Published in Windspeaker | September 27, 2012 | Circulation: 145,000

Paddlers from Squamish and Tsleil-Waututh nations journey between their territories in opposition to the Kinder Morgan pipeline expansion. Photo by Zack Embree
As the flotilla of ocean-going Coast Salish canoes broached the rapids under Vancouver’s iconic Lion’s Gate Bridge Sept. 2, police boats followed with sirens flashing and officers keenly observing. To the north, hundreds of people gathered on a Tsleil-Waututh Nation beach to welcome the convoy.

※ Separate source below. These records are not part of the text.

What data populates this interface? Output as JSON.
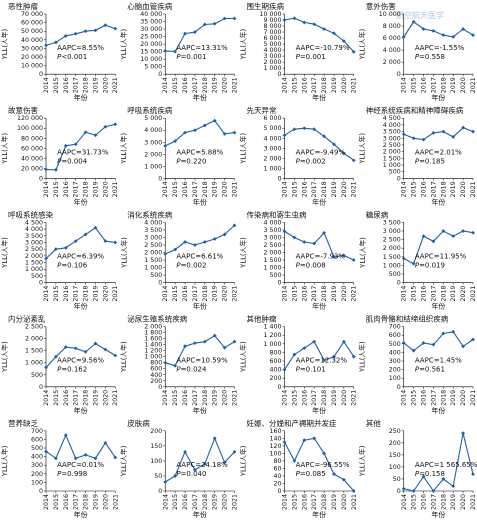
{
  "watermark": "航空航天医学",
  "chart_data": [
    {
      "type": "line",
      "title": "恶性肿瘤",
      "ylabel": "YLL(人年)",
      "xlabel": "年份",
      "ylim": [
        0,
        70000
      ],
      "yticks": [
        "0",
        "10 000",
        "20 000",
        "30 000",
        "40 000",
        "50 000",
        "60 000",
        "70 000"
      ],
      "categories": [
        "2014",
        "2015",
        "2016",
        "2017",
        "2018",
        "2019",
        "2020",
        "2021"
      ],
      "values": [
        33500,
        37000,
        44500,
        47000,
        50000,
        51000,
        57000,
        53000
      ],
      "aapc": "AAPC=8.55%",
      "p": "P<0.001"
    },
    {
      "type": "line",
      "title": "心脑血管疾病",
      "ylabel": "YLL(人年)",
      "xlabel": "年份",
      "ylim": [
        0,
        40000
      ],
      "yticks": [
        "0",
        "5 000",
        "10 000",
        "15 000",
        "20 000",
        "25 000",
        "30 000",
        "35 000",
        "40 000"
      ],
      "categories": [
        "2014",
        "2015",
        "2016",
        "2017",
        "2018",
        "2019",
        "2020",
        "2021"
      ],
      "values": [
        15500,
        15000,
        27000,
        28000,
        33000,
        33500,
        37000,
        37000
      ],
      "aapc": "AAPC=13.31%",
      "p": "P=0.001"
    },
    {
      "type": "line",
      "title": "围生期疾病",
      "ylabel": "YLL(人年)",
      "xlabel": "年份",
      "ylim": [
        0,
        10000
      ],
      "yticks": [
        "0",
        "1 000",
        "2 000",
        "3 000",
        "4 000",
        "5 000",
        "6 000",
        "7 000",
        "8 000",
        "9 000",
        "10 000"
      ],
      "categories": [
        "2014",
        "2015",
        "2016",
        "2017",
        "2018",
        "2019",
        "2020",
        "2021"
      ],
      "values": [
        9000,
        9300,
        8600,
        8300,
        7500,
        6800,
        5500,
        3700
      ],
      "aapc": "AAPC=-10.79%",
      "p": "P=0.001"
    },
    {
      "type": "line",
      "title": "意外伤害",
      "ylabel": "YLL(人年)",
      "xlabel": "年份",
      "ylim": [
        0,
        10000
      ],
      "yticks": [
        "0",
        "2 000",
        "4 000",
        "6 000",
        "8 000",
        "10 000"
      ],
      "categories": [
        "2014",
        "2015",
        "2016",
        "2017",
        "2018",
        "2019",
        "2020",
        "2021"
      ],
      "values": [
        6200,
        8700,
        7500,
        7200,
        6500,
        6200,
        7500,
        6500
      ],
      "aapc": "AAPC=-1.55%",
      "p": "P=0.558"
    },
    {
      "type": "line",
      "title": "故意伤害",
      "ylabel": "YLL(人年)",
      "xlabel": "年份",
      "ylim": [
        0,
        120000
      ],
      "yticks": [
        "0",
        "20 000",
        "40 000",
        "60 000",
        "80 000",
        "100 000",
        "120 000"
      ],
      "categories": [
        "2014",
        "2015",
        "2016",
        "2017",
        "2018",
        "2019",
        "2020",
        "2021"
      ],
      "values": [
        18000,
        17000,
        65000,
        68000,
        92000,
        86000,
        103000,
        108000
      ],
      "aapc": "AAPC=31.73%",
      "p": "P=0.004"
    },
    {
      "type": "line",
      "title": "呼吸系统疾病",
      "ylabel": "YLL(人年)",
      "xlabel": "年份",
      "ylim": [
        0,
        5000
      ],
      "yticks": [
        "0",
        "1 000",
        "2 000",
        "3 000",
        "4 000",
        "5 000"
      ],
      "categories": [
        "2014",
        "2015",
        "2016",
        "2017",
        "2018",
        "2019",
        "2020",
        "2021"
      ],
      "values": [
        2700,
        3100,
        3800,
        4000,
        4400,
        4800,
        3700,
        3800
      ],
      "aapc": "AAPC=5.88%",
      "p": "P=0.220"
    },
    {
      "type": "line",
      "title": "先天异常",
      "ylabel": "YLL(人年)",
      "xlabel": "年份",
      "ylim": [
        0,
        6000
      ],
      "yticks": [
        "0",
        "1 000",
        "2 000",
        "3 000",
        "4 000",
        "5 000",
        "6 000"
      ],
      "categories": [
        "2014",
        "2015",
        "2016",
        "2017",
        "2018",
        "2019",
        "2020",
        "2021"
      ],
      "values": [
        4300,
        4900,
        5000,
        4900,
        4200,
        3400,
        2500,
        1800
      ],
      "aapc": "AAPC=-9.49%",
      "p": "P=0.002"
    },
    {
      "type": "line",
      "title": "神经系统疾病和精神障碍疾病",
      "ylabel": "YLL(人年)",
      "xlabel": "年份",
      "ylim": [
        0,
        4500
      ],
      "yticks": [
        "0",
        "500",
        "1 000",
        "1 500",
        "2 000",
        "2 500",
        "3 000",
        "3 500",
        "4 000",
        "4 500"
      ],
      "categories": [
        "2014",
        "2015",
        "2016",
        "2017",
        "2018",
        "2019",
        "2020",
        "2021"
      ],
      "values": [
        3300,
        3000,
        2900,
        3400,
        3500,
        3100,
        3800,
        3500
      ],
      "aapc": "AAPC=2.01%",
      "p": "P=0.185"
    },
    {
      "type": "line",
      "title": "呼吸系统感染",
      "ylabel": "YLL(人年)",
      "xlabel": "年份",
      "ylim": [
        0,
        4500
      ],
      "yticks": [
        "0",
        "500",
        "1 000",
        "1 500",
        "2 000",
        "2 500",
        "3 000",
        "3 500",
        "4 000",
        "4 500"
      ],
      "categories": [
        "2014",
        "2015",
        "2016",
        "2017",
        "2018",
        "2019",
        "2020",
        "2021"
      ],
      "values": [
        1800,
        2500,
        2600,
        3100,
        3600,
        4100,
        3100,
        3000
      ],
      "aapc": "AAPC=6.39%",
      "p": "P=0.106"
    },
    {
      "type": "line",
      "title": "消化系统疾病",
      "ylabel": "YLL(人年)",
      "xlabel": "年份",
      "ylim": [
        0,
        4000
      ],
      "yticks": [
        "0",
        "500",
        "1 000",
        "1 500",
        "2 000",
        "2 500",
        "3 000",
        "3 500",
        "4 000"
      ],
      "categories": [
        "2014",
        "2015",
        "2016",
        "2017",
        "2018",
        "2019",
        "2020",
        "2021"
      ],
      "values": [
        1900,
        2200,
        2700,
        2500,
        2700,
        2900,
        3200,
        3800
      ],
      "aapc": "AAPC=6.61%",
      "p": "P=0.002"
    },
    {
      "type": "line",
      "title": "传染病和寄生虫病",
      "ylabel": "YLL(人年)",
      "xlabel": "年份",
      "ylim": [
        0,
        4000
      ],
      "yticks": [
        "0",
        "500",
        "1 000",
        "1 500",
        "2 000",
        "2 500",
        "3 000",
        "3 500",
        "4 000"
      ],
      "categories": [
        "2014",
        "2015",
        "2016",
        "2017",
        "2018",
        "2019",
        "2020",
        "2021"
      ],
      "values": [
        3400,
        3000,
        2700,
        2600,
        3300,
        1700,
        1800,
        1500
      ],
      "aapc": "AAPC=-7.93%",
      "p": "P=0.008"
    },
    {
      "type": "line",
      "title": "糖尿病",
      "ylabel": "YLL(人年)",
      "xlabel": "年份",
      "ylim": [
        0,
        3500
      ],
      "yticks": [
        "0",
        "500",
        "1 000",
        "1 500",
        "2 000",
        "2 500",
        "3 000",
        "3 500"
      ],
      "categories": [
        "2014",
        "2015",
        "2016",
        "2017",
        "2018",
        "2019",
        "2020",
        "2021"
      ],
      "values": [
        1400,
        1100,
        2700,
        2400,
        3000,
        2700,
        3000,
        2900
      ],
      "aapc": "AAPC=11.95%",
      "p": "P=0.019"
    },
    {
      "type": "line",
      "title": "内分泌紊乱",
      "ylabel": "YLL(人年)",
      "xlabel": "年份",
      "ylim": [
        0,
        2500
      ],
      "yticks": [
        "0",
        "500",
        "1 000",
        "1 500",
        "2 000",
        "2 500"
      ],
      "categories": [
        "2014",
        "2015",
        "2016",
        "2017",
        "2018",
        "2019",
        "2020",
        "2021"
      ],
      "values": [
        800,
        1250,
        1650,
        1600,
        1450,
        1800,
        1550,
        1300
      ],
      "aapc": "AAPC=9.56%",
      "p": "P=0.162"
    },
    {
      "type": "line",
      "title": "泌尿生殖系统疾病",
      "ylabel": "YLL(人年)",
      "xlabel": "年份",
      "ylim": [
        0,
        2000
      ],
      "yticks": [
        "0",
        "200",
        "400",
        "600",
        "800",
        "1 000",
        "1 200",
        "1 400",
        "1 600",
        "1 800",
        "2 000"
      ],
      "categories": [
        "2014",
        "2015",
        "2016",
        "2017",
        "2018",
        "2019",
        "2020",
        "2021"
      ],
      "values": [
        800,
        700,
        1350,
        1450,
        1500,
        1700,
        1300,
        1500
      ],
      "aapc": "AAPC=10.59%",
      "p": "P=0.024"
    },
    {
      "type": "line",
      "title": "其他肿瘤",
      "ylabel": "YLL(人年)",
      "xlabel": "年份",
      "ylim": [
        0,
        1400
      ],
      "yticks": [
        "0",
        "200",
        "400",
        "600",
        "800",
        "1 000",
        "1 200",
        "1 400"
      ],
      "categories": [
        "2014",
        "2015",
        "2016",
        "2017",
        "2018",
        "2019",
        "2020",
        "2021"
      ],
      "values": [
        400,
        750,
        900,
        1050,
        620,
        700,
        1050,
        700
      ],
      "aapc": "AAPC=12.32%",
      "p": "P=0.101"
    },
    {
      "type": "line",
      "title": "肌肉骨骼和结缔组织疾病",
      "ylabel": "YLL(人年)",
      "xlabel": "年份",
      "ylim": [
        0,
        700
      ],
      "yticks": [
        "0",
        "100",
        "200",
        "300",
        "400",
        "500",
        "600",
        "700"
      ],
      "categories": [
        "2014",
        "2015",
        "2016",
        "2017",
        "2018",
        "2019",
        "2020",
        "2021"
      ],
      "values": [
        510,
        420,
        510,
        490,
        620,
        640,
        470,
        550
      ],
      "aapc": "AAPC=1.45%",
      "p": "P=0.561"
    },
    {
      "type": "line",
      "title": "营养缺乏",
      "ylabel": "YLL(人年)",
      "xlabel": "年份",
      "ylim": [
        0,
        700
      ],
      "yticks": [
        "0",
        "100",
        "200",
        "300",
        "400",
        "500",
        "600",
        "700"
      ],
      "categories": [
        "2014",
        "2015",
        "2016",
        "2017",
        "2018",
        "2019",
        "2020",
        "2021"
      ],
      "values": [
        460,
        380,
        650,
        380,
        420,
        380,
        560,
        390
      ],
      "aapc": "AAPC=0.01%",
      "p": "P=0.998"
    },
    {
      "type": "line",
      "title": "皮肤病",
      "ylabel": "YLL(人年)",
      "xlabel": "年份",
      "ylim": [
        0,
        200
      ],
      "yticks": [
        "0",
        "50",
        "100",
        "150",
        "200"
      ],
      "categories": [
        "2014",
        "2015",
        "2016",
        "2017",
        "2018",
        "2019",
        "2020",
        "2021"
      ],
      "values": [
        30,
        50,
        130,
        70,
        90,
        175,
        95,
        130
      ],
      "aapc": "AAPC=24.18%",
      "p": "P=0.040"
    },
    {
      "type": "line",
      "title": "妊娠、分娩和产褥期并发症",
      "ylabel": "YLL(人年)",
      "xlabel": "年份",
      "ylim": [
        0,
        160
      ],
      "yticks": [
        "0",
        "20",
        "40",
        "60",
        "80",
        "100",
        "120",
        "140",
        "160"
      ],
      "categories": [
        "2014",
        "2015",
        "2016",
        "2017",
        "2018",
        "2019",
        "2020",
        "2021"
      ],
      "values": [
        130,
        80,
        135,
        140,
        100,
        45,
        30,
        0
      ],
      "aapc": "AAPC=-96.55%",
      "p": "P=0.085"
    },
    {
      "type": "line",
      "title": "其他",
      "ylabel": "YLL(人年)",
      "xlabel": "年份",
      "ylim": [
        0,
        250
      ],
      "yticks": [
        "0",
        "50",
        "100",
        "150",
        "200",
        "250"
      ],
      "categories": [
        "2014",
        "2015",
        "2016",
        "2017",
        "2018",
        "2019",
        "2020",
        "2021"
      ],
      "values": [
        10,
        0,
        60,
        0,
        50,
        20,
        240,
        70
      ],
      "aapc": "AAPC=1 565.65%",
      "p": "P=0.158"
    }
  ]
}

But instead of heading straight to the waiting beach crowd, the armada of nine 20-person Tsleil-Waututh and Squamish nation vessels turned south–bearing drummers and traditional regalia–and joined kayaks, fishing boats and even one-man, paddle-boarders as it approached the Kinder Morgan oil refinery in Burnaby, B.C.

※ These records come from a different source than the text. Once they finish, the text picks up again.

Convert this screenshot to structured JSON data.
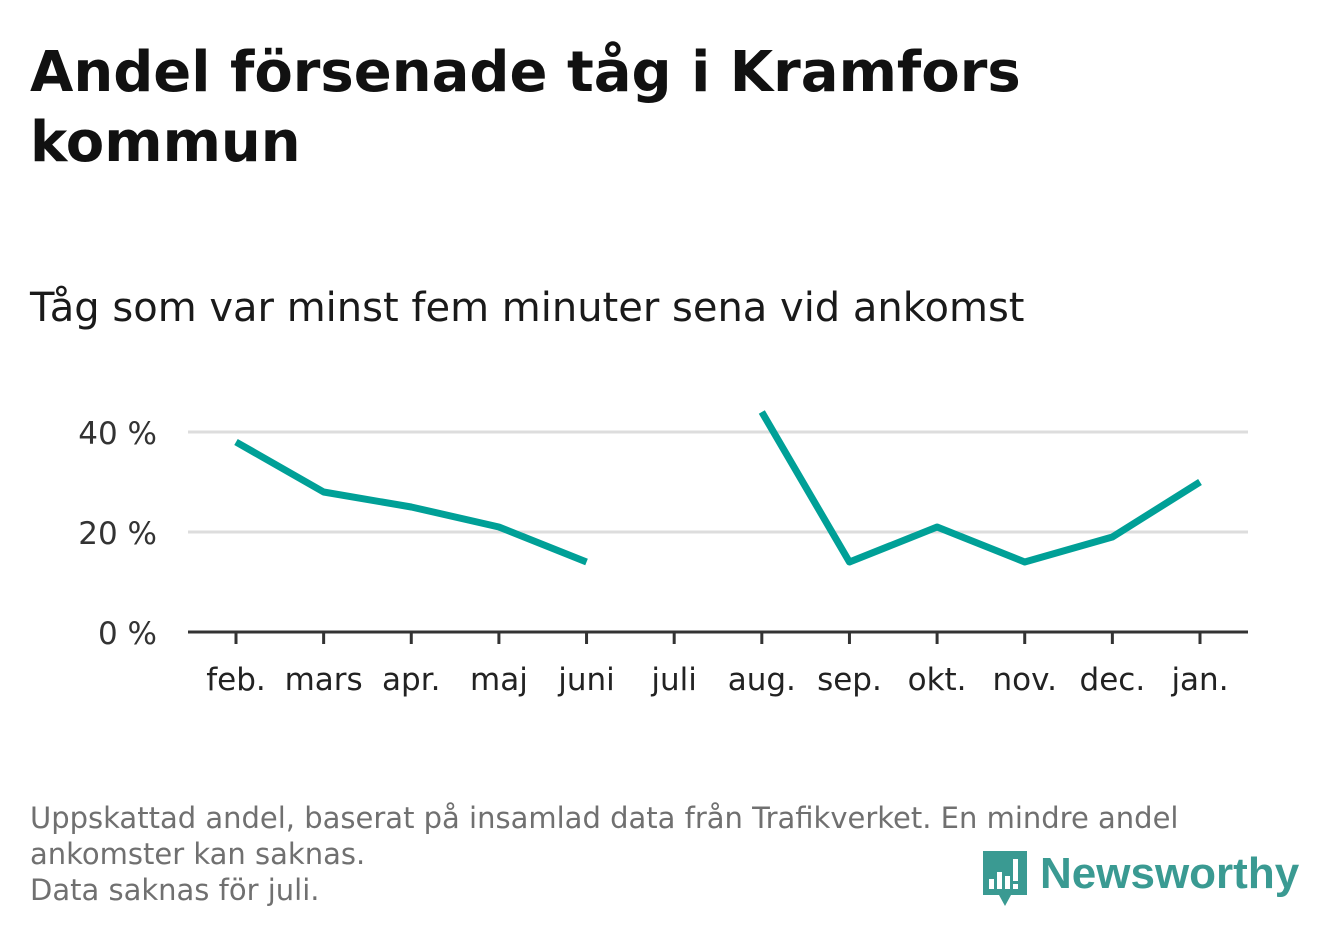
{
  "title": "Andel försenade tåg i Kramfors kommun",
  "subtitle": "Tåg som var minst fem minuter sena vid ankomst",
  "chart_data": {
    "type": "line",
    "categories": [
      "feb.",
      "mars",
      "apr.",
      "maj",
      "juni",
      "juli",
      "aug.",
      "sep.",
      "okt.",
      "nov.",
      "dec.",
      "jan."
    ],
    "series": [
      {
        "values": [
          38,
          28,
          25,
          21,
          14,
          null,
          44,
          14,
          21,
          14,
          19,
          30
        ]
      }
    ],
    "y_ticks": [
      0,
      20,
      40
    ],
    "y_tick_labels": [
      "0 %",
      "20 %",
      "40 %"
    ],
    "ylim": [
      0,
      48
    ],
    "grid": true,
    "line_color": "#00a097",
    "grid_color": "#dddddd",
    "axis_color": "#333333"
  },
  "footer": {
    "note_line1": "Uppskattad andel, baserat på insamlad data från Trafikverket. En mindre andel",
    "note_line2": "ankomster kan saknas.",
    "note_line3": "Data saknas för juli."
  },
  "logo": {
    "text": "Newsworthy",
    "icon": "newsworthy-logo-icon",
    "color": "#3a9a92"
  }
}
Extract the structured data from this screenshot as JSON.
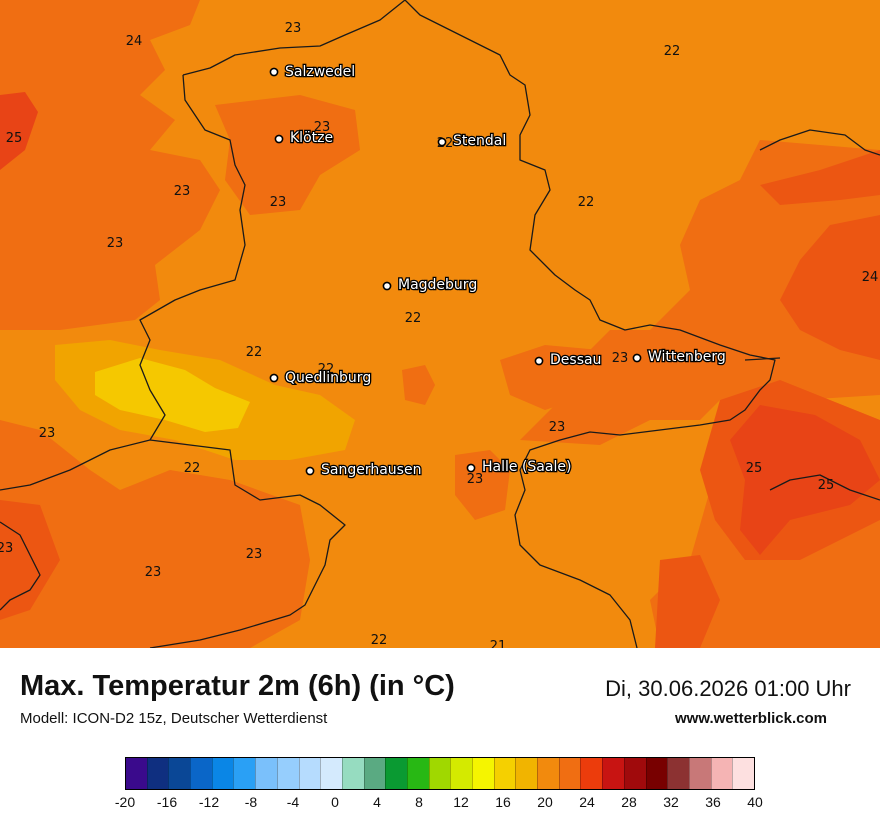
{
  "map": {
    "colors": {
      "t20": "#f5c800",
      "t21": "#f1a400",
      "t22": "#f28a0d",
      "t23": "#f06e12",
      "t24": "#ec5612",
      "t25": "#e84416",
      "border": "#1a1a1a",
      "city_dot": "#ffffff"
    },
    "cities": [
      {
        "name": "Salzwedel"
      },
      {
        "name": "Klötze"
      },
      {
        "name": "Stendal"
      },
      {
        "name": "Magdeburg"
      },
      {
        "name": "Dessau"
      },
      {
        "name": "Wittenberg"
      },
      {
        "name": "Quedlinburg"
      },
      {
        "name": "Sangerhausen"
      },
      {
        "name": "Halle (Saale)"
      }
    ],
    "temperature_labels": [
      "23",
      "24",
      "22",
      "25",
      "23",
      "23",
      "23",
      "22",
      "23",
      "24",
      "22",
      "22",
      "22",
      "23",
      "23",
      "22",
      "23",
      "25",
      "25",
      "23",
      "23",
      "23",
      "22",
      "21",
      "22",
      "23"
    ]
  },
  "header": {
    "title": "Max. Temperatur 2m (6h) (in °C)",
    "subtitle": "Modell: ICON-D2 15z, Deutscher Wetterdienst",
    "datetime": "Di, 30.06.2026 01:00 Uhr",
    "website": "www.wetterblick.com"
  },
  "legend": {
    "swatches": [
      "#3a0a8c",
      "#0f2f80",
      "#0a4796",
      "#0a66c8",
      "#0a86e6",
      "#2aa0f5",
      "#7ac0fb",
      "#96cefd",
      "#b6dcfe",
      "#d4eafd",
      "#96dcc0",
      "#5aaa82",
      "#0a9a32",
      "#28b814",
      "#a0d800",
      "#d4ea00",
      "#f5f500",
      "#f5d000",
      "#f1b400",
      "#f28a0d",
      "#f06e12",
      "#ec3c0c",
      "#c81412",
      "#a00a0c",
      "#780000",
      "#8c3232",
      "#c87878",
      "#f5b4b4",
      "#fde0e0"
    ],
    "ticks": [
      "-20",
      "-16",
      "-12",
      "-8",
      "-4",
      "0",
      "4",
      "8",
      "12",
      "16",
      "20",
      "24",
      "28",
      "32",
      "36",
      "40"
    ]
  }
}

The day’s two-hour paddle–undertaken from West Vancouver to Deep Cove–had significance both cultural and political. As Kinder Morgan proposes to more-than-double its Trans-Mountain oil sands pipeline from Alberta, and expand an oil supertanker port in Burrard Inlet, First Nations and environmentalists on the coast are escalating their opposition to the project.
The paddle journey culminated in the two nations’ chiefs signing a declaration to protect the Salish Sea.